Medienbischof Jung: Medien sollen den Menschen dienen

Medienbischof Jung: Medien sollen den Menschen dienen
Der evangelische Medienbischof Volker Jung warnt vor der Gefahr, dass der Digitalisierung gleichsam göttliche Kraft zugeschrieben werde.

Die neuen Medien sollten nicht den neuen Menschen schaffen, sie hätten dem Zusammenleben der Menschen zu dienen, sagte der hessen-nassauische Kirchenpräsident am Mittwoch beim Evangelischen Medienkongress in Hamburg. Die politischen Strukturen könnten mit den medial ausgelösten Veränderungen nicht mithalten, sagte Jung. "Was nützt es uns, wenn wir die seltsamsten Krankheiten kurieren können, aber es nicht hinkriegen den Krieg in Syrien zu beenden?", fragte er. Fortschritt sei nicht immer nur gut, er bringe beispielsweise auch Verteilungskämpfe mit sich.

Der Medienwissenschaftler Bernhard Pörksen forderte ein neues Schulfach "digitale Ökologie", in dem Schüler zugleich Informatik, Philosophie, Ethik und eine kritische Medienanalyse lernen sollten. Durch die Digitalisierung seien die klassischen Medien, die früher eine Schleusenwärterfunktion für Information gehabt hätten, schwächer geworden. An ihre Stelle träten nun allgegenwärtige, blitzschnell zugängliche Netzwerke, in denen Privates und Öffentliches verschmelze. Jeder, der sich dort äußere, müsse das mögliche Großpublikum immer mitdenken. Heutzutage müsse sich jeder, der etwas auf Facebook stelle, fragen, was eine relevante, veröffentlichungsreife Information sei. Seine Hoffnung sei, dass aus der digitalen Gesellschaft allmählich eine redaktionelle Gesellschaft werde, sagte Pörksen.

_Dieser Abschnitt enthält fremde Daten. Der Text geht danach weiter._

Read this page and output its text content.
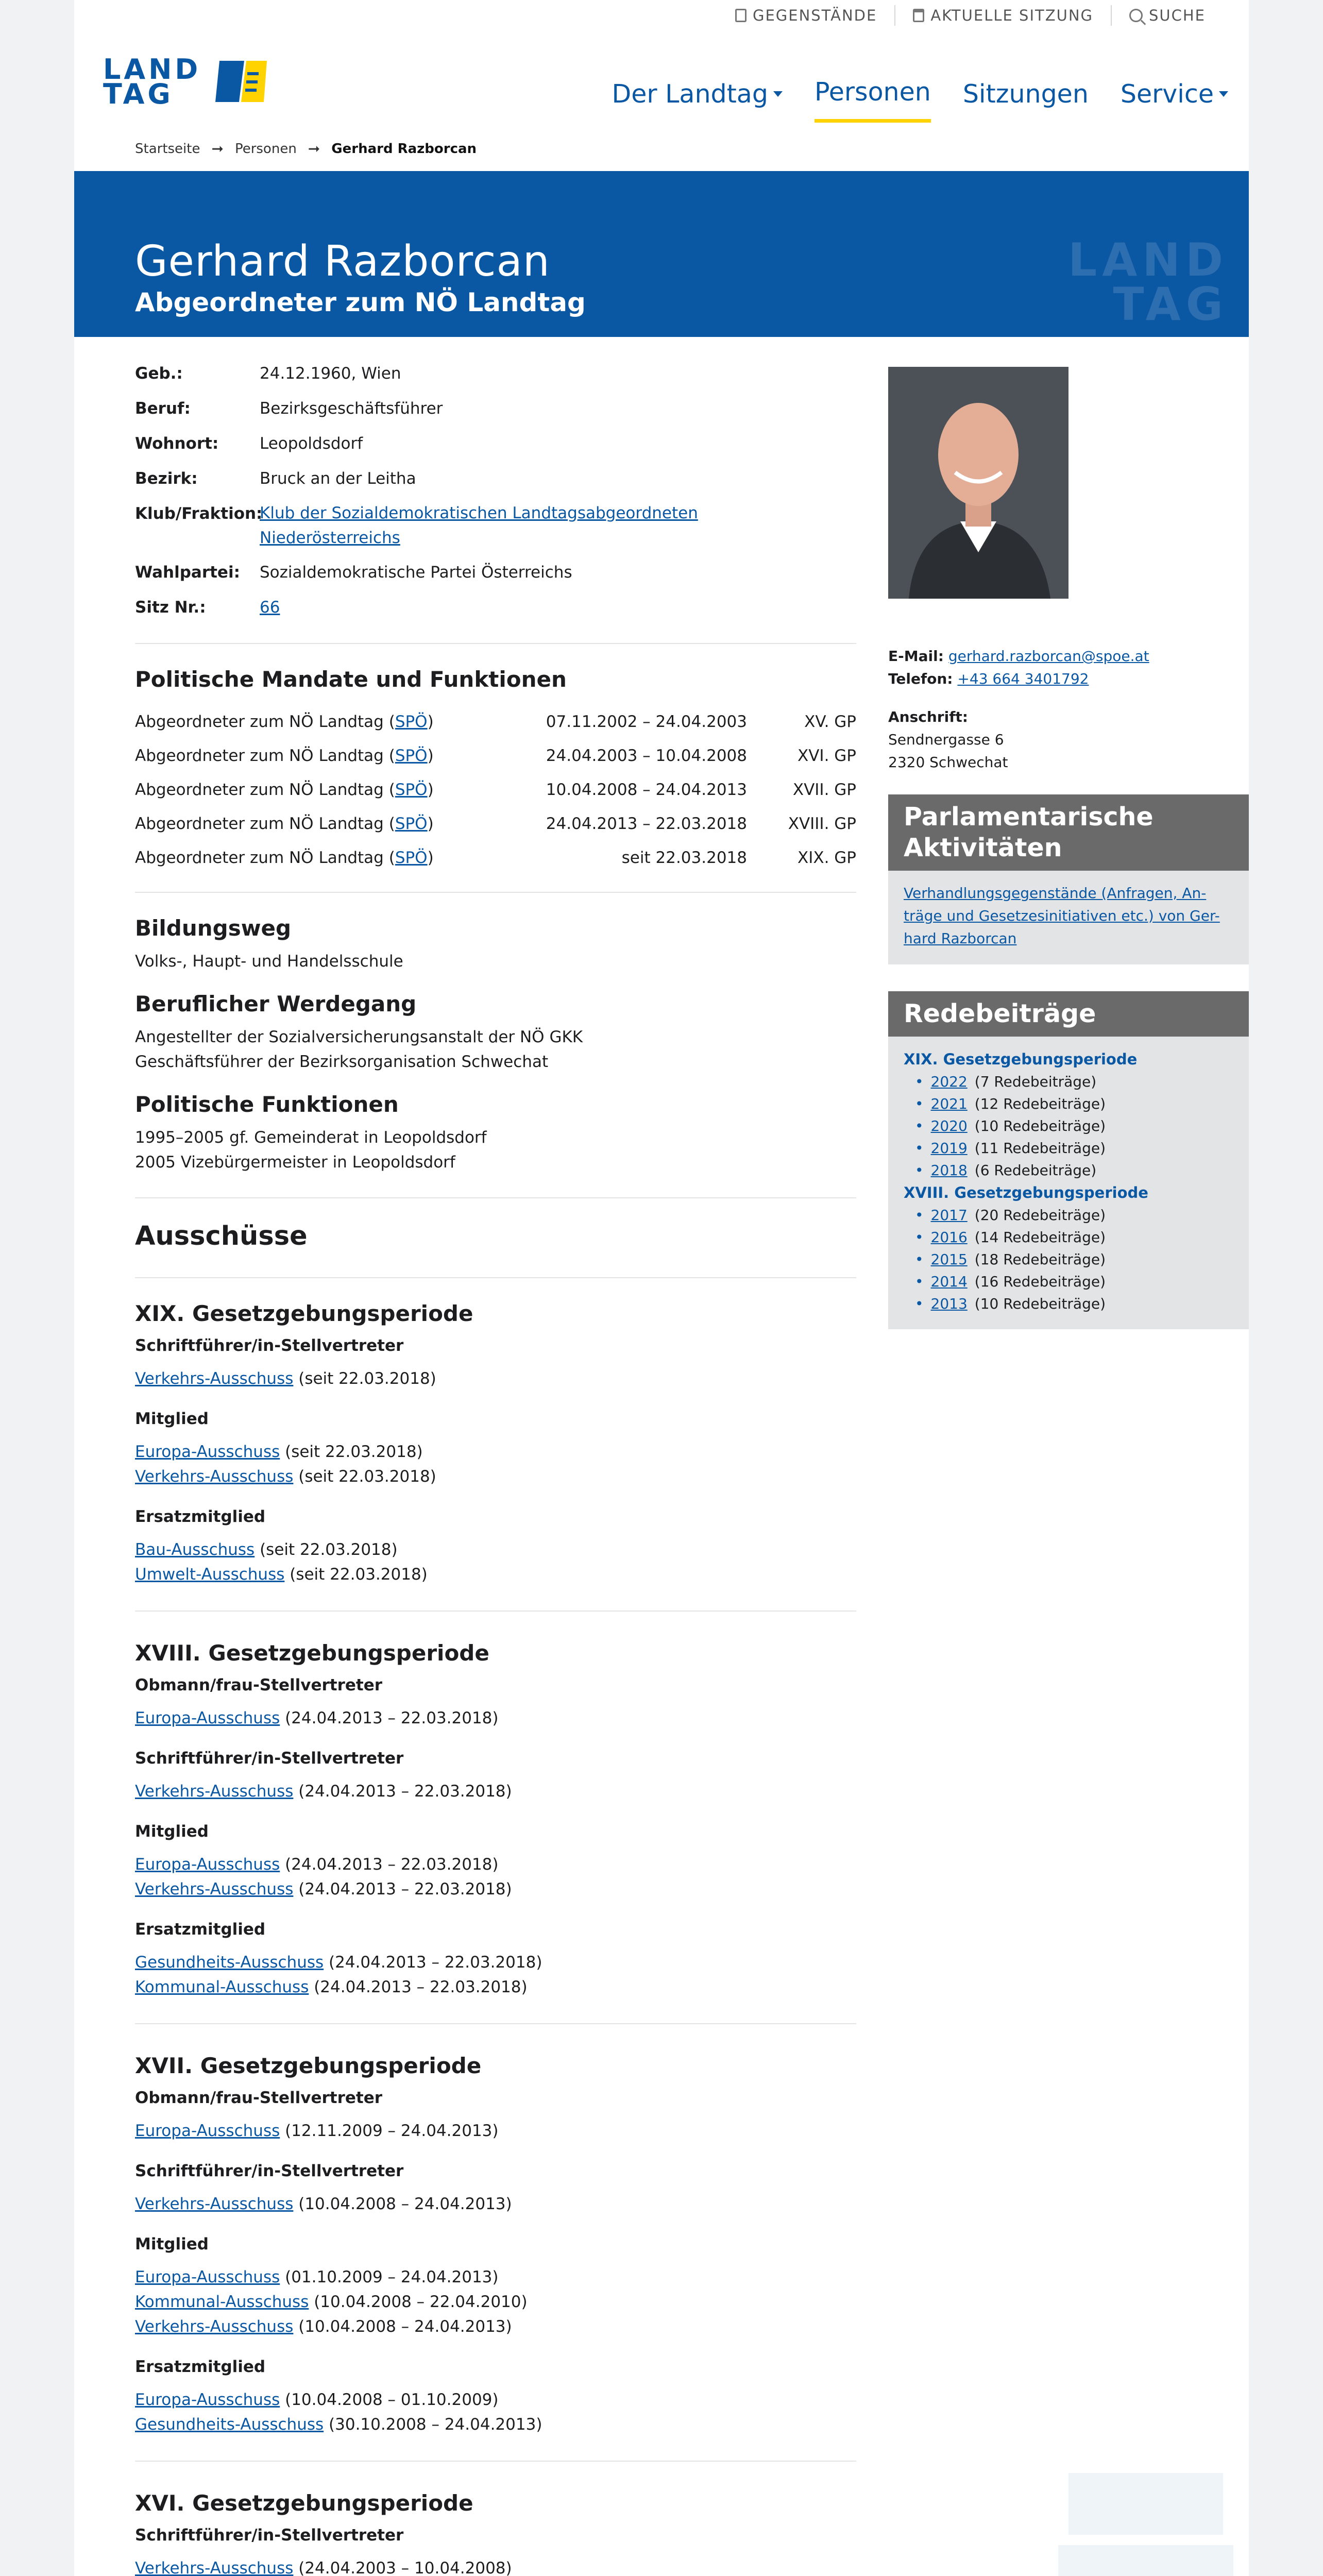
GEGENSTÄNDE	AKTUELLE SITZUNG	SUCHE
LAND
TAG	Der Landtag Personen Sitzungen Service
Startseite ➞ Personen ➞ Gerhard Razborcan
Gerhard Razborcan
Abgeordneter zum NÖ Landtag
LAND
TAG
Geb.:	24.12.1960, Wien
Beruf:	Bezirksgeschäftsführer
Wohnort:	Leopoldsdorf
Bezirk:	Bruck an der Leitha
Klub/Fraktion:
Klub der Sozialdemokratischen Landtagsabgeordneten
Niederösterreichs
Wahlpartei:	Sozialdemokratische Partei Österreichs
Sitz Nr.:	66
Politische Mandate und Funktionen
Abgeordneter zum NÖ Landtag (SPÖ)	07.11.2002 – 24.04.2003	XV. GP
Abgeordneter zum NÖ Landtag (SPÖ)	24.04.2003 – 10.04.2008	XVI. GP
Abgeordneter zum NÖ Landtag (SPÖ)	10.04.2008 – 24.04.2013	XVII. GP
Abgeordneter zum NÖ Landtag (SPÖ)	24.04.2013 – 22.03.2018	XVIII. GP
Abgeordneter zum NÖ Landtag (SPÖ)	seit 22.03.2018	XIX. GP
Bildungsweg
Volks-, Haupt- und Handelsschule
Beruflicher Werdegang
Angestellter der Sozialversicherungsanstalt der NÖ GKK
Geschäftsführer der Bezirksorganisation Schwechat
Politische Funktionen
1995–2005 gf. Gemeinderat in Leopoldsdorf
2005 Vizebürgermeister in Leopoldsdorf
Ausschüsse
XIX. Gesetzgebungsperiode
Schriftführer/in-Stellvertreter
Verkehrs-Ausschuss (seit 22.03.2018)
Mitglied
Europa-Ausschuss (seit 22.03.2018)
Verkehrs-Ausschuss (seit 22.03.2018)
Ersatzmitglied
Bau-Ausschuss (seit 22.03.2018)
Umwelt-Ausschuss (seit 22.03.2018)
XVIII. Gesetzgebungsperiode
Obmann/frau-Stellvertreter
Europa-Ausschuss (24.04.2013 – 22.03.2018)
Schriftführer/in-Stellvertreter
Verkehrs-Ausschuss (24.04.2013 – 22.03.2018)
Mitglied
Europa-Ausschuss (24.04.2013 – 22.03.2018)
Verkehrs-Ausschuss (24.04.2013 – 22.03.2018)
Ersatzmitglied
Gesundheits-Ausschuss (24.04.2013 – 22.03.2018)
Kommunal-Ausschuss (24.04.2013 – 22.03.2018)
XVII. Gesetzgebungsperiode
Obmann/frau-Stellvertreter
Europa-Ausschuss (12.11.2009 – 24.04.2013)
Schriftführer/in-Stellvertreter
Verkehrs-Ausschuss (10.04.2008 – 24.04.2013)
Mitglied
Europa-Ausschuss (01.10.2009 – 24.04.2013)
Kommunal-Ausschuss (10.04.2008 – 22.04.2010)
Verkehrs-Ausschuss (10.04.2008 – 24.04.2013)
Ersatzmitglied
Europa-Ausschuss (10.04.2008 – 01.10.2009)
Gesundheits-Ausschuss (30.10.2008 – 24.04.2013)
XVI. Gesetzgebungsperiode
Schriftführer/in-Stellvertreter
Verkehrs-Ausschuss (24.04.2003 – 10.04.2008)
E-Mail: gerhard.razborcan@spoe.at
Telefon: +43 664 3401792
Anschrift:
Sendnergasse 6
2320 Schwechat
Parlamentarische
Aktivitäten
Verhandlungsgegenstände (Anfragen, An-
träge und Gesetzesinitiativen etc.) von Ger-
hard Razborcan
Redebeiträge
XIX. Gesetzgebungsperiode
• 2022 (7 Redebeiträge)
• 2021 (12 Redebeiträge)
• 2020 (10 Redebeiträge)
• 2019 (11 Redebeiträge)
• 2018 (6 Redebeiträge)
XVIII. Gesetzgebungsperiode
• 2017 (20 Redebeiträge)
• 2016 (14 Redebeiträge)
• 2015 (18 Redebeiträge)
• 2014 (16 Redebeiträge)
• 2013 (10 Redebeiträge)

Der "Spiegel"-Korrespondent Thomas Schulz schilderte, dass im Silicon Valley, wo die neuen Technologien entstünden, die ökonomische Sichtweise auf die Entwicklungen vorherrsche. In den meisten Unternehmen dort herrsche große Fortschrittsgläubigkeit, viele Entwickler seien überzeugt, dass sie die Welt verändern werden. Die negativen Folgen der Entwicklungen würden eher ausgeblendet, sagte Schulz.

Der Evangelische Medienkongress, der von der Evangelischen Kirche in Deutschland (EKD) ausgerichtet wird, beschäftigt sich am Mittwoch und Donnerstag mit dem Thema "Schein und Sein 4.0 - Mediale Strategien und Werte". An dem Kongress nehmen mehr als 300 Journalisten, Pfarrer, Fachleute und andere Interessierte teil.